Золотое правило благоразумия стамбульской женщины: когда донимают на улице, не отвечай. Если ответишь или — боже упаси! — огрызнешься, только подольешь масла в огонь и раззадоришь мужика.

Зелиха не понаслышке знала золотое правило и понимала, что нарушать его никак нельзя, но сегодня была особенная пятница. Казалось, с цепи сорвалась еще одна Зелиха — беззаботная, отвязная и яростная. Эта вторая Зелиха целиком завладела ее сознанием, приняла на себя командование и решала за обеих. Вот почему девушка продолжала ругаться во весь голос, заглушая даже Мадонну, а прохожие и продавцы зонтиков стали собираться посмотреть на заварушку. Мужчина, который плелся за ней хвостом, испугался возникшей суматохи и дал деру, решив не связываться с психопаткой. А вот таксисту скандал был нипочем, он явно не отличался здравомыслием, был не из робкого десятка и только одобрительно ухмылялся. Зелиха невольно заметила, какие у него прекрасные белоснежные зубы — наверное, поставил фарфоровые коронки.
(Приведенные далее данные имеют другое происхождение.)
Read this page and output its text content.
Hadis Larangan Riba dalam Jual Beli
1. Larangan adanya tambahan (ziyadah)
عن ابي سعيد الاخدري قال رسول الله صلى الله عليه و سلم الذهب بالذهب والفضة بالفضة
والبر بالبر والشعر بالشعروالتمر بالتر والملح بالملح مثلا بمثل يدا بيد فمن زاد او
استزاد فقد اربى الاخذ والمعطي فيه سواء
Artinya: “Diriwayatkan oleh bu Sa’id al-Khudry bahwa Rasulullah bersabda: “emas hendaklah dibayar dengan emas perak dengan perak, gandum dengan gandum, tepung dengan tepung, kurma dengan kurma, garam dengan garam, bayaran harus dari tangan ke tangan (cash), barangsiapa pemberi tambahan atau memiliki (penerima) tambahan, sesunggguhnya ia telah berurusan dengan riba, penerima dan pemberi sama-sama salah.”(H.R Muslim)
Она снова почувствовала, как внутри поднимается волна адреналина, все нарастает, нарастает, так что даже живот сводит, сердце бьется как бешеное, и, кажется, недолго прикончить кого‑нибудь. Уж если у них в роду кому‑то суждено стать убийцей, то, очевидно, ей.

Зелихе повезло: в этот самый миг водитель тащившейся за такси «тойоты» потерял терпение и принялся сигналить. Она словно очнулась от страшного сна, осознала происходящее и ужаснулась тому, в какое незавидное положение попала. И, как всегда, испугалась своей склонности к насилию. Она тотчас замолчала, развернулась и попыталась потихоньку выскользнуть из толпы. Но, увы, слишком поспешила, оступилась, и правый каблук застрял под шатким булыжником. Зелиха яростно дернула ногу и высвободила туфлю, но каблук сломался, напомнив об одном правиле, которое ей следовало соблюдать прежде всего.

Серебряное правило благоразумия стамбульской женщины: когда пристают на улице, держи себя в руках. Потеряв самообладание, женщина может слишком бурно отреагировать и только навредит себе.

Таксист захохотал, «тойота» снова засигналила, дождь припустил, а прохожие дружно зацокали языками. Непонятно, правда, что именно они так осуждали. И тут Зелиха заметила радужную наклейку на бампере такси: «НЕ НАЗЫВАЙТЕ МЕНЯ ДЕРЬМОМ. У ДЕРЬМА ТОЖЕ ЕСТЬ СЕРДЦЕ». Девушка стояла, тупо уставившись на надпись, и вдруг почувствовала беспредельную усталость и оцепенение, словно это вовсе не будничные проблемы, знакомые каждому стамбульскому жителю. Похоже, в этих буквах был зашифрован некий таинственный код, специально придуманный лично для нее неведомой разумной силой, код, который ей, простой смертной, не дано разгадать за отпущенный короткий срок. Такси и «тойота» наконец уехали, да и столпившиеся вокруг зеваки стали расходиться, а Зелиха так и стояла, сложив руки нежно и печально, словно держала не каблук, а мертвую птичку.